Just about any evangelical reader will find much here that seems real and sufficiently scary.  Most will nod in agreement when Duin points to certain trends and practices as contributing to the decline in church membership and attendance.  Critics of the mega-churches will find criticism here, as will critics of the seeker-sensitive movement, Reformed theology, and just about everything else.  Duin laments the lack of strong biblical preaching and teaching, but she also argues that many of the “teaching” churches lack a real connection with the problems of people in the pews.  She laments the mainstreaming of the Charismatic movement and relates her own very diverse background in basically unsatisfactory church experiences.  She is especially outraged that women are overlooked, under-appreciated, and often taken for granted.  Double that for unmarried women and single mothers.  She seems to oppose complementarianism but never actually declares herself.  This much is clear – she is not happy (and that goes for many of her friends and family members as well).

She wants churches to think “out of the box” and to engage the real needs of their own members.  She wants churches and church leaders to know that single people need help getting married.  She wants less fluff and more substance,  But, honest to goodness, I have no idea what the church she is seeking would look like.

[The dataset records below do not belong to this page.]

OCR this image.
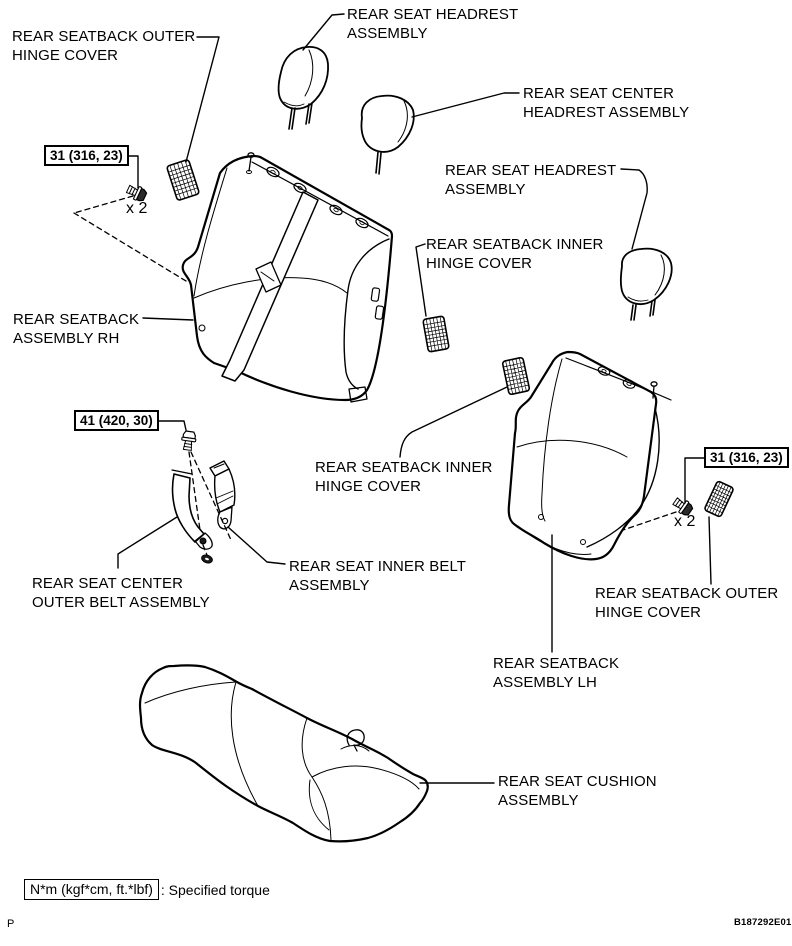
REAR SEATBACK OUTER
HINGE COVER
REAR SEAT HEADREST
ASSEMBLY
REAR SEAT CENTER
HEADREST ASSEMBLY
REAR SEAT HEADREST
ASSEMBLY
REAR SEATBACK
ASSEMBLY RH
REAR SEATBACK INNER
HINGE COVER
REAR SEATBACK INNER
HINGE COVER
REAR SEAT CENTER
OUTER BELT ASSEMBLY
REAR SEAT INNER BELT
ASSEMBLY	REAR SEATBACK OUTER
HINGE COVER
REAR SEATBACK
ASSEMBLY LH
REAR SEAT CUSHION
ASSEMBLY
31 (316, 23)
x 2
41 (420, 30)
31 (316, 23)
x 2
N*m (kgf*cm, ft.*lbf) : Specified torque
P	B187292E01
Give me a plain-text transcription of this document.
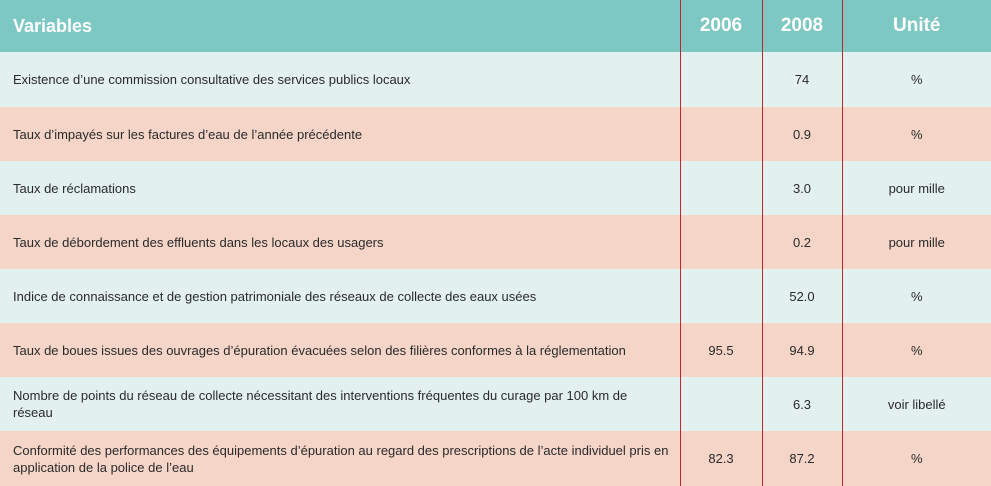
Variables	2006	2008	Unité
Existence d’une commission consultative des services publics locaux		74	%
Taux d’impayés sur les factures d’eau de l’année précédente		0.9	%
Taux de réclamations		3.0	pour mille
Taux de débordement des effluents dans les locaux des usagers		0.2	pour mille
Indice de connaissance et de gestion patrimoniale des réseaux de collecte des eaux usées		52.0	%
Taux de boues issues des ouvrages d’épuration évacuées selon des filières conformes à la réglementation	95.5	94.9	%
Nombre de points du réseau de collecte nécessitant des interventions fréquentes du curage par 100 km de réseau		6.3	voir libellé
Conformité des performances des équipements d’épuration au regard des prescriptions de l’acte individuel pris en application de la police de l’eau	82.3	87.2	%
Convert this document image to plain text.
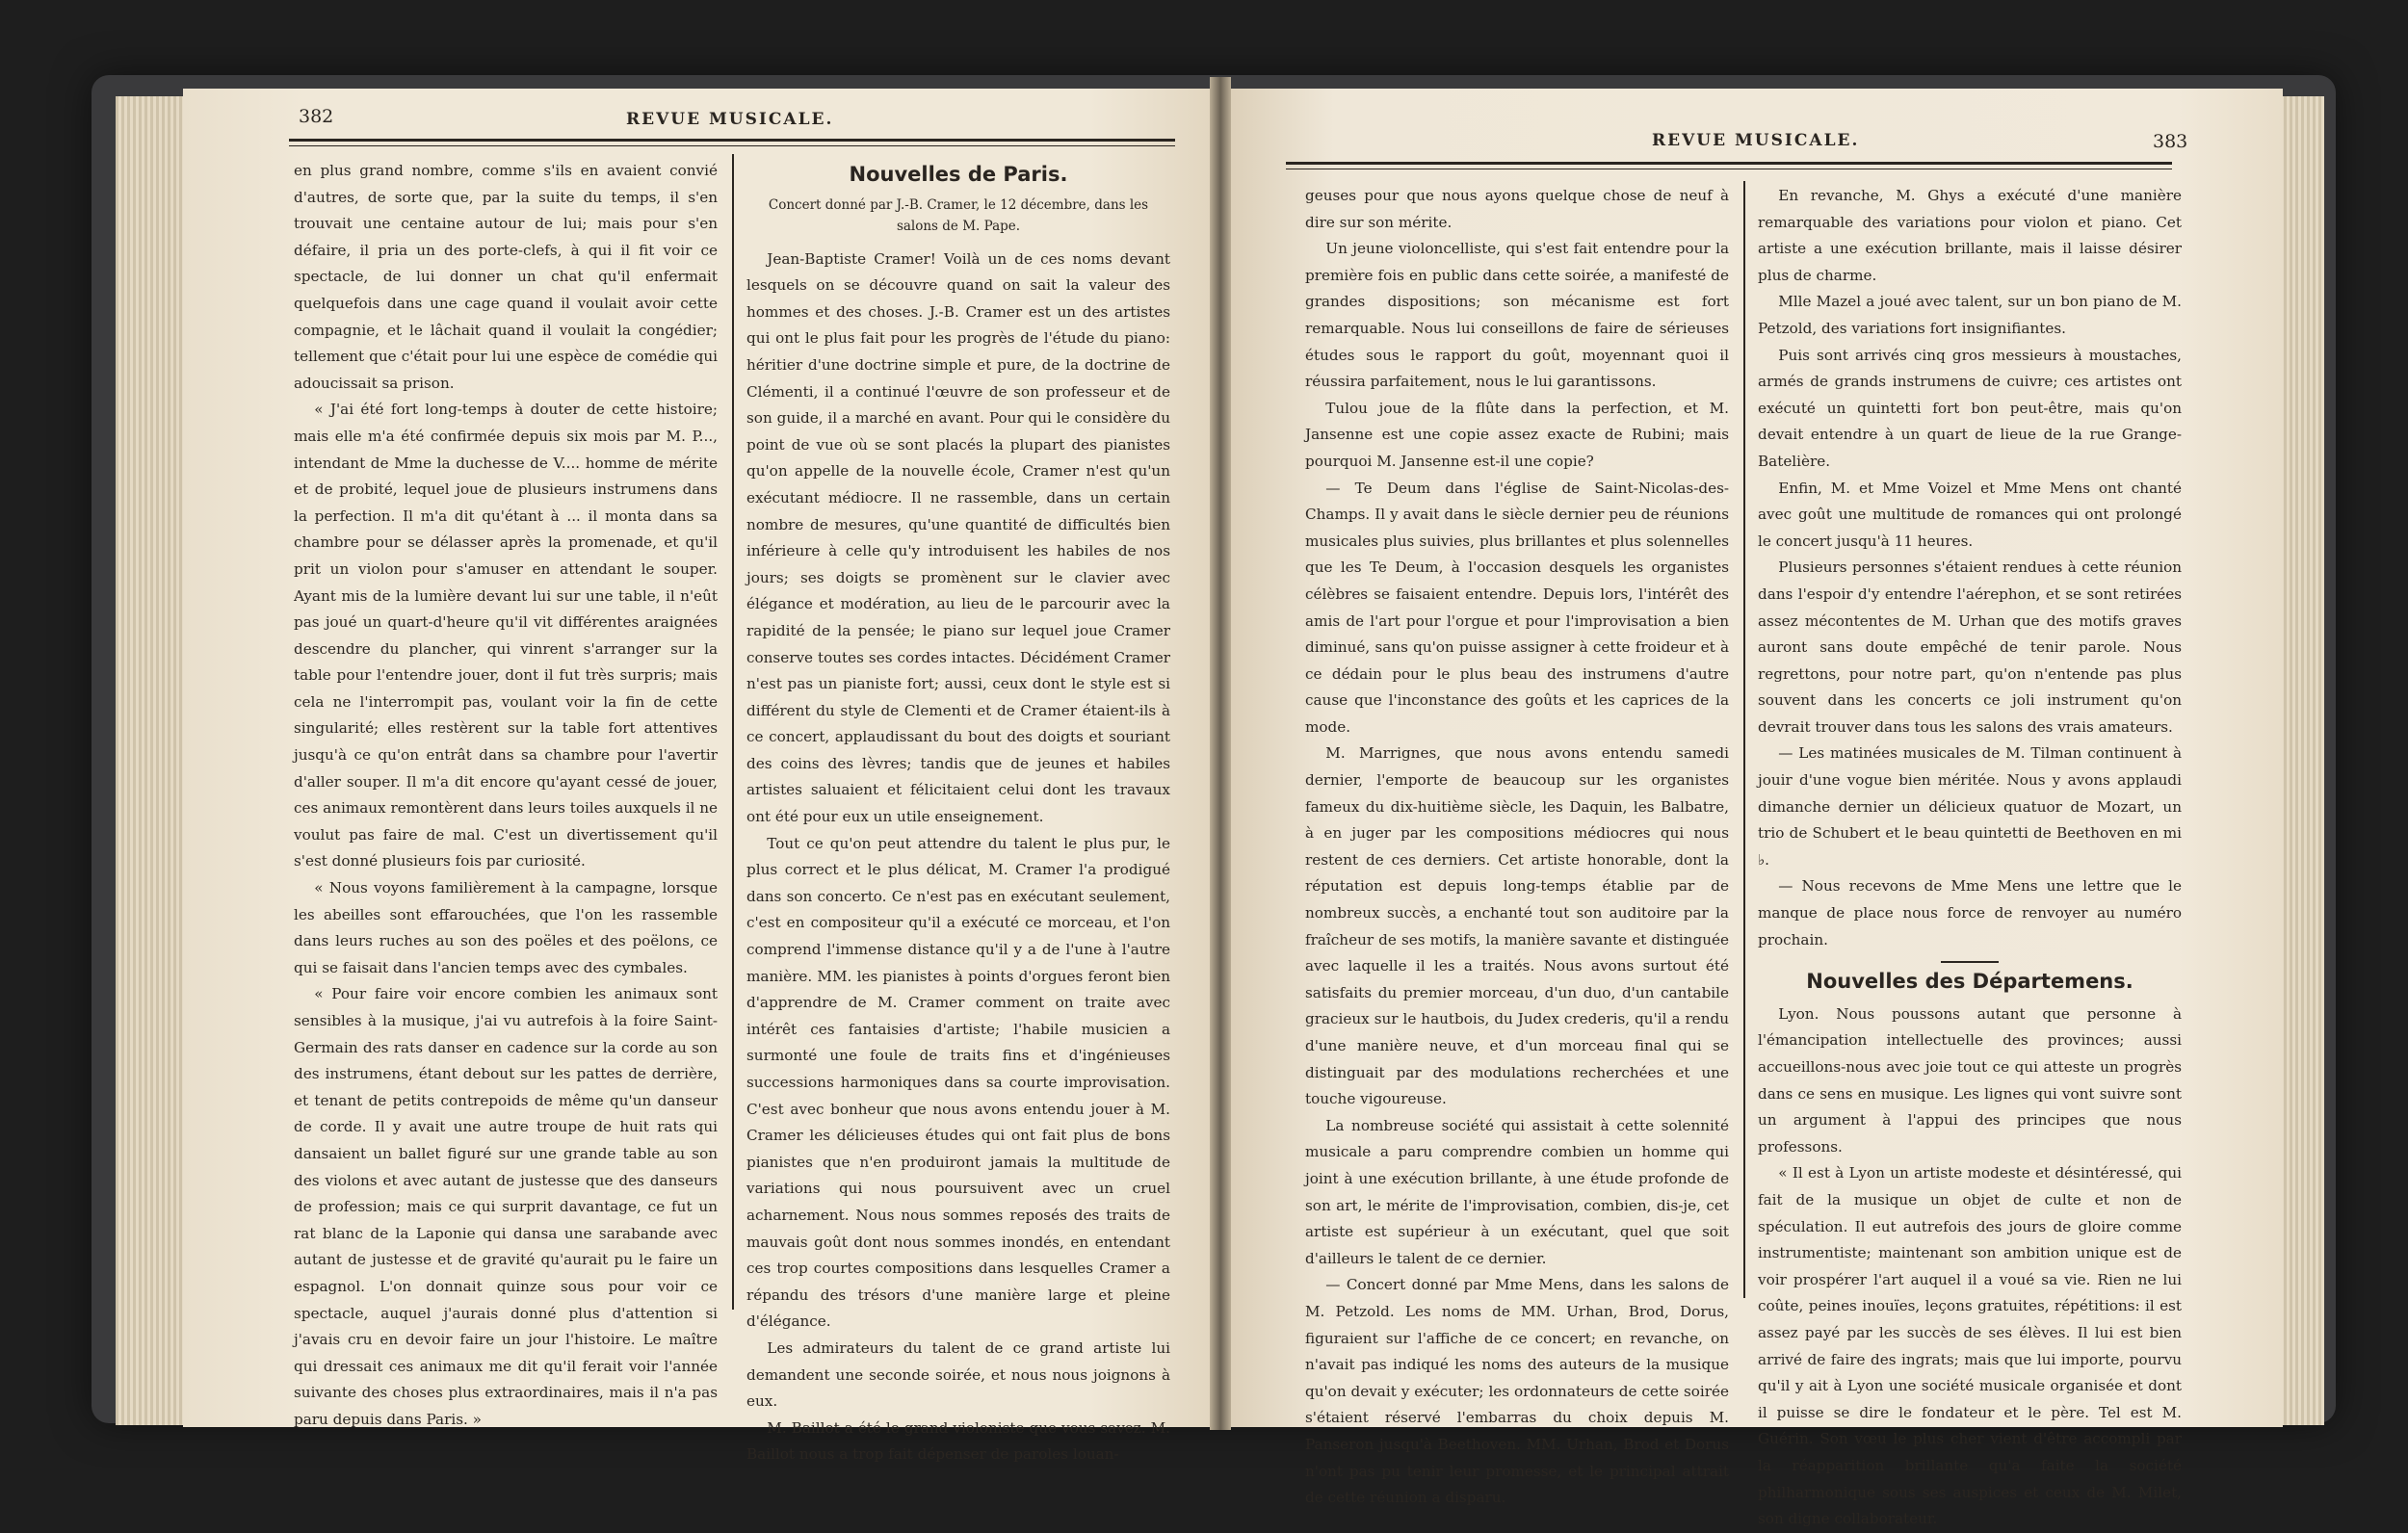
382	REVUE MUSICALE.

en plus grand nombre, comme s'ils en avaient convié d'autres, de sorte que, par la suite du temps, il s'en trouvait une centaine autour de lui; mais pour s'en défaire, il pria un des porte-clefs, à qui il fit voir ce spectacle, de lui donner un chat qu'il enfermait quelquefois dans une cage quand il voulait avoir cette compagnie, et le lâchait quand il voulait la congédier; tellement que c'était pour lui une espèce de comédie qui adoucissait sa prison.

« J'ai été fort long-temps à douter de cette histoire; mais elle m'a été confirmée depuis six mois par M. P..., intendant de Mme la duchesse de V.... homme de mérite et de probité, lequel joue de plusieurs instrumens dans la perfection. Il m'a dit qu'étant à ... il monta dans sa chambre pour se délasser après la promenade, et qu'il prit un violon pour s'amuser en attendant le souper. Ayant mis de la lumière devant lui sur une table, il n'eût pas joué un quart-d'heure qu'il vit différentes araignées descendre du plancher, qui vinrent s'arranger sur la table pour l'entendre jouer, dont il fut très surpris; mais cela ne l'interrompit pas, voulant voir la fin de cette singularité; elles restèrent sur la table fort attentives jusqu'à ce qu'on entrât dans sa chambre pour l'avertir d'aller souper. Il m'a dit encore qu'ayant cessé de jouer, ces animaux remontèrent dans leurs toiles auxquels il ne voulut pas faire de mal. C'est un divertissement qu'il s'est donné plusieurs fois par curiosité.

« Nous voyons familièrement à la campagne, lorsque les abeilles sont effarouchées, que l'on les rassemble dans leurs ruches au son des poëles et des poëlons, ce qui se faisait dans l'ancien temps avec des cymbales.

« Pour faire voir encore combien les animaux sont sensibles à la musique, j'ai vu autrefois à la foire Saint-Germain des rats danser en cadence sur la corde au son des instrumens, étant debout sur les pattes de derrière, et tenant de petits contrepoids de même qu'un danseur de corde. Il y avait une autre troupe de huit rats qui dansaient un ballet figuré sur une grande table au son des violons et avec autant de justesse que des danseurs de profession; mais ce qui surprit davantage, ce fut un rat blanc de la Laponie qui dansa une sarabande avec autant de justesse et de gravité qu'aurait pu le faire un espagnol. L'on donnait quinze sous pour voir ce spectacle, auquel j'aurais donné plus d'attention si j'avais cru en devoir faire un jour l'histoire. Le maître qui dressait ces animaux me dit qu'il ferait voir l'année suivante des choses plus extraordinaires, mais il n'a pas paru depuis dans Paris. »

Nouvelles de Paris.
Concert donné par J.-B. Cramer, le 12 décembre, dans les salons de M. Pape.

Jean-Baptiste Cramer! Voilà un de ces noms devant lesquels on se découvre quand on sait la valeur des hommes et des choses. J.-B. Cramer est un des artistes qui ont le plus fait pour les progrès de l'étude du piano: héritier d'une doctrine simple et pure, de la doctrine de Clémenti, il a continué l'œuvre de son professeur et de son guide, il a marché en avant. Pour qui le considère du point de vue où se sont placés la plupart des pianistes qu'on appelle de la nouvelle école, Cramer n'est qu'un exécutant médiocre. Il ne rassemble, dans un certain nombre de mesures, qu'une quantité de difficultés bien inférieure à celle qu'y introduisent les habiles de nos jours; ses doigts se promènent sur le clavier avec élégance et modération, au lieu de le parcourir avec la rapidité de la pensée; le piano sur lequel joue Cramer conserve toutes ses cordes intactes. Décidément Cramer n'est pas un pianiste fort; aussi, ceux dont le style est si différent du style de Clementi et de Cramer étaient-ils à ce concert, applaudissant du bout des doigts et souriant des coins des lèvres; tandis que de jeunes et habiles artistes saluaient et félicitaient celui dont les travaux ont été pour eux un utile enseignement.

Tout ce qu'on peut attendre du talent le plus pur, le plus correct et le plus délicat, M. Cramer l'a prodigué dans son concerto. Ce n'est pas en exécutant seulement, c'est en compositeur qu'il a exécuté ce morceau, et l'on comprend l'immense distance qu'il y a de l'une à l'autre manière. MM. les pianistes à points d'orgues feront bien d'apprendre de M. Cramer comment on traite avec intérêt ces fantaisies d'artiste; l'habile musicien a surmonté une foule de traits fins et d'ingénieuses successions harmoniques dans sa courte improvisation. C'est avec bonheur que nous avons entendu jouer à M. Cramer les délicieuses études qui ont fait plus de bons pianistes que n'en produiront jamais la multitude de variations qui nous poursuivent avec un cruel acharnement. Nous nous sommes reposés des traits de mauvais goût dont nous sommes inondés, en entendant ces trop courtes compositions dans lesquelles Cramer a répandu des trésors d'une manière large et pleine d'élégance.

Les admirateurs du talent de ce grand artiste lui demandent une seconde soirée, et nous nous joignons à eux.

M. Baillot a été le grand violoniste que vous savez. M. Baillot nous a trop fait dépenser de paroles louan-

REVUE MUSICALE.	383

geuses pour que nous ayons quelque chose de neuf à dire sur son mérite.

Un jeune violoncelliste, qui s'est fait entendre pour la première fois en public dans cette soirée, a manifesté de grandes dispositions; son mécanisme est fort remarquable. Nous lui conseillons de faire de sérieuses études sous le rapport du goût, moyennant quoi il réussira parfaitement, nous le lui garantissons.

Tulou joue de la flûte dans la perfection, et M. Jansenne est une copie assez exacte de Rubini; mais pourquoi M. Jansenne est-il une copie?

— Te Deum dans l'église de Saint-Nicolas-des-Champs. Il y avait dans le siècle dernier peu de réunions musicales plus suivies, plus brillantes et plus solennelles que les Te Deum, à l'occasion desquels les organistes célèbres se faisaient entendre. Depuis lors, l'intérêt des amis de l'art pour l'orgue et pour l'improvisation a bien diminué, sans qu'on puisse assigner à cette froideur et à ce dédain pour le plus beau des instrumens d'autre cause que l'inconstance des goûts et les caprices de la mode.

M. Marrignes, que nous avons entendu samedi dernier, l'emporte de beaucoup sur les organistes fameux du dix-huitième siècle, les Daquin, les Balbatre, à en juger par les compositions médiocres qui nous restent de ces derniers. Cet artiste honorable, dont la réputation est depuis long-temps établie par de nombreux succès, a enchanté tout son auditoire par la fraîcheur de ses motifs, la manière savante et distinguée avec laquelle il les a traités. Nous avons surtout été satisfaits du premier morceau, d'un duo, d'un cantabile gracieux sur le hautbois, du Judex crederis, qu'il a rendu d'une manière neuve, et d'un morceau final qui se distinguait par des modulations recherchées et une touche vigoureuse.

La nombreuse société qui assistait à cette solennité musicale a paru comprendre combien un homme qui joint à une exécution brillante, à une étude profonde de son art, le mérite de l'improvisation, combien, dis-je, cet artiste est supérieur à un exécutant, quel que soit d'ailleurs le talent de ce dernier.

— Concert donné par Mme Mens, dans les salons de M. Petzold. Les noms de MM. Urhan, Brod, Dorus, figuraient sur l'affiche de ce concert; en revanche, on n'avait pas indiqué les noms des auteurs de la musique qu'on devait y exécuter; les ordonnateurs de cette soirée s'étaient réservé l'embarras du choix depuis M. Panseron jusqu'à Beethoven. MM. Urhan, Brod et Dorus n'ont pas pu tenir leur promesse, et le principal attrait de cette réunion a disparu.

En revanche, M. Ghys a exécuté d'une manière remarquable des variations pour violon et piano. Cet artiste a une exécution brillante, mais il laisse désirer plus de charme.

Mlle Mazel a joué avec talent, sur un bon piano de M. Petzold, des variations fort insignifiantes.

Puis sont arrivés cinq gros messieurs à moustaches, armés de grands instrumens de cuivre; ces artistes ont exécuté un quintetti fort bon peut-être, mais qu'on devait entendre à un quart de lieue de la rue Grange-Batelière.

Enfin, M. et Mme Voizel et Mme Mens ont chanté avec goût une multitude de romances qui ont prolongé le concert jusqu'à 11 heures.

Plusieurs personnes s'étaient rendues à cette réunion dans l'espoir d'y entendre l'aérephon, et se sont retirées assez mécontentes de M. Urhan que des motifs graves auront sans doute empêché de tenir parole. Nous regrettons, pour notre part, qu'on n'entende pas plus souvent dans les concerts ce joli instrument qu'on devrait trouver dans tous les salons des vrais amateurs.

— Les matinées musicales de M. Tilman continuent à jouir d'une vogue bien méritée. Nous y avons applaudi dimanche dernier un délicieux quatuor de Mozart, un trio de Schubert et le beau quintetti de Beethoven en mi ♭.

— Nous recevons de Mme Mens une lettre que le manque de place nous force de renvoyer au numéro prochain.

Nouvelles des Départemens.

Lyon. Nous poussons autant que personne à l'émancipation intellectuelle des provinces; aussi accueillons-nous avec joie tout ce qui atteste un progrès dans ce sens en musique. Les lignes qui vont suivre sont un argument à l'appui des principes que nous professons.

« Il est à Lyon un artiste modeste et désintéressé, qui fait de la musique un objet de culte et non de spéculation. Il eut autrefois des jours de gloire comme instrumentiste; maintenant son ambition unique est de voir prospérer l'art auquel il a voué sa vie. Rien ne lui coûte, peines inouïes, leçons gratuites, répétitions: il est assez payé par les succès de ses élèves. Il lui est bien arrivé de faire des ingrats; mais que lui importe, pourvu qu'il y ait à Lyon une société musicale organisée et dont il puisse se dire le fondateur et le père. Tel est M. Guérin. Son vœu le plus cher vient d'être accompli par la réapparition brillante qu'a faite la société philharmonique sous ses auspices et ceux de M. Milet, son digne collaborateur.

Should church leaders read the book?  Yes.  Quitting Church will force pastors and church leaders to ask some very basic questions about the church — and about their churches.  There is a lot to think about here.  She speaks of people who “need sermons on unanswered prayer” who instead are confronted with “PowerPoint presentations on attaining breakthroughs.”  She offers anecdotes sure to arrest your attention.

Just be aware of the participant/observer tension found throughout this book, and read it as if you are in a conversation with a religion editor for a major national newspaper.  Listen, think, and take notes.

An excerpt:

My research suggested that people are simply not being pastored.  Often ministers are out of touch with what’s happening on the ground, as they are surrounded by a wall of secretaries and voice mail.  Congregants have to wait up to a month for an appointment, if they can get in at all.  Once-a-week home Bible study groups lack depth and theological know-how for help with the serious problems many of us face.  Many churches refer people to professional counseling that costs at least seventy-five dollars an hour. Those lucky enough to have a health plan that pays for counseling usually find the only counselors on approved HMO lists have no concept of a Christian worldview.